The three live all over Oakland County but work together at Essential Massage Therapy in Ferndale, which is currently closed. They regularly visit bars in the area and planned to hop over to Imperial after Como's.
"We talked about it last week, and were like, where are we going?," said Boyd, who was pleased they could get at table. "I was expecting more people, that there might be a line."
Como's general manager Erin Lind said the think people were ordering most of on the sunny afternoon was cold draft beer.
"They haven't been able to have it," said Lind. She said so far the day had gone smoothly. "I was expecting everyone to be excited, to be patient and very understanding and so far all the guests have been great."

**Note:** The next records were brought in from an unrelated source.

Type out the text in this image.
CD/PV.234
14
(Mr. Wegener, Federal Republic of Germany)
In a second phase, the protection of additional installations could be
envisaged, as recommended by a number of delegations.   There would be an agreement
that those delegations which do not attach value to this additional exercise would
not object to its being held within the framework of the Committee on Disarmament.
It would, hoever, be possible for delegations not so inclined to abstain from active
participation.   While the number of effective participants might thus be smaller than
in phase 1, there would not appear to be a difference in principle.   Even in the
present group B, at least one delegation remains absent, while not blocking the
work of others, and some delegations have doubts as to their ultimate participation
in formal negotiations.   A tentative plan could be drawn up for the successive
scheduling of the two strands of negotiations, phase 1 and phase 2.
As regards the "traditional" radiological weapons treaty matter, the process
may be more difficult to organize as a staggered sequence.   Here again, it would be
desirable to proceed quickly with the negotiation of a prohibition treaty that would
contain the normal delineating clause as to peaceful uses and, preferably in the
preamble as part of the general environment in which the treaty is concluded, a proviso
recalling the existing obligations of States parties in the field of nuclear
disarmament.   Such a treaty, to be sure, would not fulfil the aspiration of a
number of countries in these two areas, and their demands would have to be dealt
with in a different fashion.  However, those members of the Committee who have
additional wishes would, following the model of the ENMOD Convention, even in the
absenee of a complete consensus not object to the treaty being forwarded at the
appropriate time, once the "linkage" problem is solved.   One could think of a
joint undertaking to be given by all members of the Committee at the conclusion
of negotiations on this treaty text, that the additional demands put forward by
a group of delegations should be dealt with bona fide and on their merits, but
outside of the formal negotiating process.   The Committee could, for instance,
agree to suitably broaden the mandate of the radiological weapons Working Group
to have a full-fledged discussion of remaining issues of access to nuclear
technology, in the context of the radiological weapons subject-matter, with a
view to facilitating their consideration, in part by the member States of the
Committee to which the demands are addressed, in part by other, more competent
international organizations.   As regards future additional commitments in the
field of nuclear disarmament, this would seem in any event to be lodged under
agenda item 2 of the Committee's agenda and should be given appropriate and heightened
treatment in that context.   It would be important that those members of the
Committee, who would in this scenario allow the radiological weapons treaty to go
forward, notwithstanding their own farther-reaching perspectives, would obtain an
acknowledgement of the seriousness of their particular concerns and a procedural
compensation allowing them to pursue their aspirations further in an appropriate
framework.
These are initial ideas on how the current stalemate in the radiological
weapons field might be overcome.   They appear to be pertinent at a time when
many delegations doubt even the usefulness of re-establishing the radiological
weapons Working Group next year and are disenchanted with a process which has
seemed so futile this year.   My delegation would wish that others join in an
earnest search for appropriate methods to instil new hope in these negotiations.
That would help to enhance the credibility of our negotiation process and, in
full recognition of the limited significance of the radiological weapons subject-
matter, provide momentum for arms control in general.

Socially distant dining may stay for a while
Restaurant interior designer Kerry Gluckman of K. Evan Designs said changes like spaced out seating, barriers and more technology to create less staff-to-guest interaction are policies that will stay in place for the long term. He also predicts more places will offer grab-and-go and small markets to make up for the seating they can’t have due to social distancing.
"I think 'to-go' is here to stay for a while," he said.
Gluckman — who has worked with many Michigan restaurants including Edo Ramen in Royal Oak and Zingerman's Roadhouse in Ann Arbor — says some of the more casual eateries leaning toward additional technology, like ordering via apps even while at the table, to lessen interaction between staff and guests.
Gluckman said he saw the industry morphing away from traditional operations for months, even before COVID-19 hit.
"I think people are getting the idea of more casual service, almost a Culver’s model, you might order from the counter and have a food runner bring it to your table,” he said adding that guests and more casual restaurants will order through an app on their phone rather than reciting their order to a person.
“Normally a booth back, unless it’s like a steakhouse, is 42 inches high," he said. Right now he’s working with a restaurant that is opting to have the booth backs reach 48 inches. “It’s more than that. There will be less tables, further apart, less staff to interact and maybe a move toward a more casual experience (where you) eat out quickly.”
Some restaurants are sticking to carryout
While Monday and the rest of the week will certainly see a blitz of bar and restaurant reopenings, many food businesses will continue with carryout only or remain closed for various reasons.
The owners of two popular casual eateries Mudgie's Deli in Corktown and Loui's Pizza in Hazel Park both say they're not reopening their dining rooms because they don't feel it's safe yet.
"I'm nervous for a second wave of sickness so I'm just being extra careful and opting to double down on the carryout," said Loui’s owner Nykolas Sulkiwskyj, adding that he feels fortunate because they have no landlord to answer to. They own the building and it's been paid off for years.